American-led coalition forces are still fighting suspected pockets of the Taliban and Al Qaeda in the mountainous border regions of the country and also carry out occasional vehicle checks in the city of Kandahar. Members of the Afghan militias that are known as mujahedeen fight alongside them. But there are virtually no police officers patrolling the roads, or keeping the peace in the districts and villages.

In a recent interview, Governor Pashtun noted that the existing police officers were so poorly trained that "they do not even know how to wear a uniform."

Kandahar's deputy police chief, Gen. Muhammad Salim, confirmed that these officers had received only a food allowance, but no salary, for 18 months. Residents of Kandahar complain that the police rob or take bribes to make a living.

Prison guards are believed to have taken bribes to allow the Taliban prisoners to dig a tunnel from their cell under the foundations 30 yards to the outer wall. They dumped the earth in a side room over a period of several weeks, officials at the prison said.

United Nations officials say the Taliban are handing out large sums of money, paying recruits $200 for each operation more if they kill a foreigner and $17 for every day spent on operations in Afghanistan, far more than the police are paid.

Aware that the United States is already training local police forces in Iraq, Mr. Pashtun said, "The Americans are learning from their experience in Afghanistan and are applying the lessons in Iraq."

Mr. Pashtun has already brought a new businesslike tone to the governor's office. Government officials, armed with rolls of planning papers and documents, shuttle in and out of his office for rapid meetings.

Gone are the turbaned elders and strongmen who used to fill the rooms and courtyards, waiting for handouts from the previous governor, Gul Agha Shirzai. "His pockets were deep," one local official said of the previous governor.

The former governor reaped millions of dollars from customs duties at the nearby border with Pakistan, but Mr. Pashtun is sending the customs duties to Kabul, United Nations officials say.

That move should improve relations with the central government, but it will upset tribal leaders used to handouts for their communities, and it leaves Mr.

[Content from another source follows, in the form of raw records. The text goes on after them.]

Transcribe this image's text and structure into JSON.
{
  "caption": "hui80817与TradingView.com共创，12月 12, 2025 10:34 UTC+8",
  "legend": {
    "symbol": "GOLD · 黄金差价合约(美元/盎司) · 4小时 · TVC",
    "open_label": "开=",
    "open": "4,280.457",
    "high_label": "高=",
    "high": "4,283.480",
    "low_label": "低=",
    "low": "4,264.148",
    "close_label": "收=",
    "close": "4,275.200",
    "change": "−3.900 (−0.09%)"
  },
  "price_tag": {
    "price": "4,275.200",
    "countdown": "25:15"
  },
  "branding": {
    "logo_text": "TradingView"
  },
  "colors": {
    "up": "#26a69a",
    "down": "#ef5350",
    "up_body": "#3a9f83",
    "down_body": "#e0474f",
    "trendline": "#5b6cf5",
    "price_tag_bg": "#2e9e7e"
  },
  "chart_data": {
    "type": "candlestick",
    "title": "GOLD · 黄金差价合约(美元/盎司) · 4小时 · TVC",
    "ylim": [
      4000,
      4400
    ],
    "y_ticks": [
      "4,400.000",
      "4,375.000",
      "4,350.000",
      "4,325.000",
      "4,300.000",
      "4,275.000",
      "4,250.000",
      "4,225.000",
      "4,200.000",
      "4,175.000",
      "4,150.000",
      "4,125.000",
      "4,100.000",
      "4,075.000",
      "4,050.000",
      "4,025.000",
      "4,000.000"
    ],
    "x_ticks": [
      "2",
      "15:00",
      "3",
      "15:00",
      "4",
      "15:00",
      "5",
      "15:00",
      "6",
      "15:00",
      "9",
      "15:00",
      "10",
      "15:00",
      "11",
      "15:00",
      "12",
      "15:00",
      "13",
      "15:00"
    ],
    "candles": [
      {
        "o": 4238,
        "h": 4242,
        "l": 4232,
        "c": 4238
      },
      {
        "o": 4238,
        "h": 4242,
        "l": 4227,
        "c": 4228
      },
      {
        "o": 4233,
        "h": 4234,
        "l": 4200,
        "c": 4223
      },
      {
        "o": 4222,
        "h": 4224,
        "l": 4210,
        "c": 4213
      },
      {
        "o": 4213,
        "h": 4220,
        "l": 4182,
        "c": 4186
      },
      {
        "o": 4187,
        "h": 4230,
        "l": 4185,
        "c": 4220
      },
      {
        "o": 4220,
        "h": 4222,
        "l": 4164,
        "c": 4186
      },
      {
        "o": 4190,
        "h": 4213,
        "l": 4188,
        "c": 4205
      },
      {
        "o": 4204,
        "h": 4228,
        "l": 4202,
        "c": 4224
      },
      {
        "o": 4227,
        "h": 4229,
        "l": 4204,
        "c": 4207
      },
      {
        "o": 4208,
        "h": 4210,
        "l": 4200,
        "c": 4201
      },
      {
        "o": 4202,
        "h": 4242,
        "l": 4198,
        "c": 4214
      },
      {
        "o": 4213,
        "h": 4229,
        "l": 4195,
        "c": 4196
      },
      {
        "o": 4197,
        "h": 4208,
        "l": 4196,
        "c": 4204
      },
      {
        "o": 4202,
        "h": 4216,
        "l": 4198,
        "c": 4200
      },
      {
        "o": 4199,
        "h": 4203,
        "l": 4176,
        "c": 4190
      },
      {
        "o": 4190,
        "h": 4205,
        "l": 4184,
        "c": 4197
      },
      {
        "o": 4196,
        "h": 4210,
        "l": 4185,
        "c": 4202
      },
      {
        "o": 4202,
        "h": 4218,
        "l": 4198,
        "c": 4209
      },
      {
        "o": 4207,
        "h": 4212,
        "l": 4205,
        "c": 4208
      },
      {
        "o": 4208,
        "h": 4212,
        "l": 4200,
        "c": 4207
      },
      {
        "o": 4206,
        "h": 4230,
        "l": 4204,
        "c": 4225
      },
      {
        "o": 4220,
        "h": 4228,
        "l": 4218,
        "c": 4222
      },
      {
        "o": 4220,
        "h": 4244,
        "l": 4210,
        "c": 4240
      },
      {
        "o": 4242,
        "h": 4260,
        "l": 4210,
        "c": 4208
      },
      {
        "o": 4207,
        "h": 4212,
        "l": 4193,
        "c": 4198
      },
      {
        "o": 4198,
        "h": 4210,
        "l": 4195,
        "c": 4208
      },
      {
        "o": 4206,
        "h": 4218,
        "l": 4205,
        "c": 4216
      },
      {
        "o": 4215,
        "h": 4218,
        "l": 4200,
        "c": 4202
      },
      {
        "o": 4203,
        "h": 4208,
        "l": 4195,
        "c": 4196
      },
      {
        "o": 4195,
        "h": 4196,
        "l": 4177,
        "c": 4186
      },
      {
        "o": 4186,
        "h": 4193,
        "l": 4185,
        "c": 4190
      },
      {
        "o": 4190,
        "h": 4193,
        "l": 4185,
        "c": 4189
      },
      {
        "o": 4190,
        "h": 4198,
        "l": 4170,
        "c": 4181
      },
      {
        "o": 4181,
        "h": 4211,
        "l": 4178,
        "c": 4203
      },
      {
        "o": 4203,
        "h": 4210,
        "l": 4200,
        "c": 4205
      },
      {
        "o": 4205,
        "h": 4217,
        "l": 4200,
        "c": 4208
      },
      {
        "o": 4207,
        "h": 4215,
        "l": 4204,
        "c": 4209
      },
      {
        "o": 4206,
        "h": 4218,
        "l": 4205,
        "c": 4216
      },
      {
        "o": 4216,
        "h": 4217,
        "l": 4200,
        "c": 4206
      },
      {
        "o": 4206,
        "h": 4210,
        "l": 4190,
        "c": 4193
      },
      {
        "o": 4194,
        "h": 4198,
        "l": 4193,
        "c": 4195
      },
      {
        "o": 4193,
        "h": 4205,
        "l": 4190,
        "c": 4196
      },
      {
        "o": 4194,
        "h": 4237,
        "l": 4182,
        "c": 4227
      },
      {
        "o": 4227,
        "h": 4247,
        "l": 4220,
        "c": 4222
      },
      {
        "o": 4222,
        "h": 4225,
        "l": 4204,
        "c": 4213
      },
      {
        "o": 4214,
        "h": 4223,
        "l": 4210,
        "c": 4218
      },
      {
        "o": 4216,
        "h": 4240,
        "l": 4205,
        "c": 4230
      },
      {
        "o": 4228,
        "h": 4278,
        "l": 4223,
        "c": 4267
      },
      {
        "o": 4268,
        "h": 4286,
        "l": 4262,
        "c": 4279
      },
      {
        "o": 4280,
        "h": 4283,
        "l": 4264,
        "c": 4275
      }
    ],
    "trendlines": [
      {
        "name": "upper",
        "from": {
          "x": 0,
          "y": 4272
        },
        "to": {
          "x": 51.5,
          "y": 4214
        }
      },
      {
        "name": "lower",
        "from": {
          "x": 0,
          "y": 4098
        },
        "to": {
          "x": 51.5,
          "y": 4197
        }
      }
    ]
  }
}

Pashtun dependent on the notoriously slow and indifferent Kabul authorities for budget and reconstruction.

Aid agencies complain that they cannot drive on even the main highways between the provincial capitals for fear of attacks by gunmen, since aid workers and government officials have been the targets of the suspected Taliban guerrillas.

The Voluntary Association for the Rehabilitation of Afghanistan, an Afghan agricultural aid agency, stopped working in Helmand Province, west of Kandahar, after two of its staff members were shot and killed in September.

In the other provinces the association's workers, all Afghans, travel by public transport, without any documents to connect them with their work, said Najmuddin Mojadedi, the group's director.

Since last year, the number of foreign aid agencies operating in Kandahar is down to only 6 or 7 from 24 that operated here last year, and none of them work in the neediest, most remote areas.

Mr. Pashtun reckons he has six months to turn things around or the situation will deteriorate beyond control. "At the moment there is a vicious circle, no security and so no development," he said. "The Taliban want that to create more discontent. I have to break this vicious circle, bring more security and make a bigger ground for development."

He wants major assistance to train and equip and pay a police force of 2,000 officers within six months to provide enough security for Afghan aid agencies to reach remote districts in the region. The international aid agencies would wait longer, he said.

Funds have been promised by the United States, and there are plans for a police training center in Kandahar. But, Mr. Pashtun said, "so far I am talking philosophy it needs more action."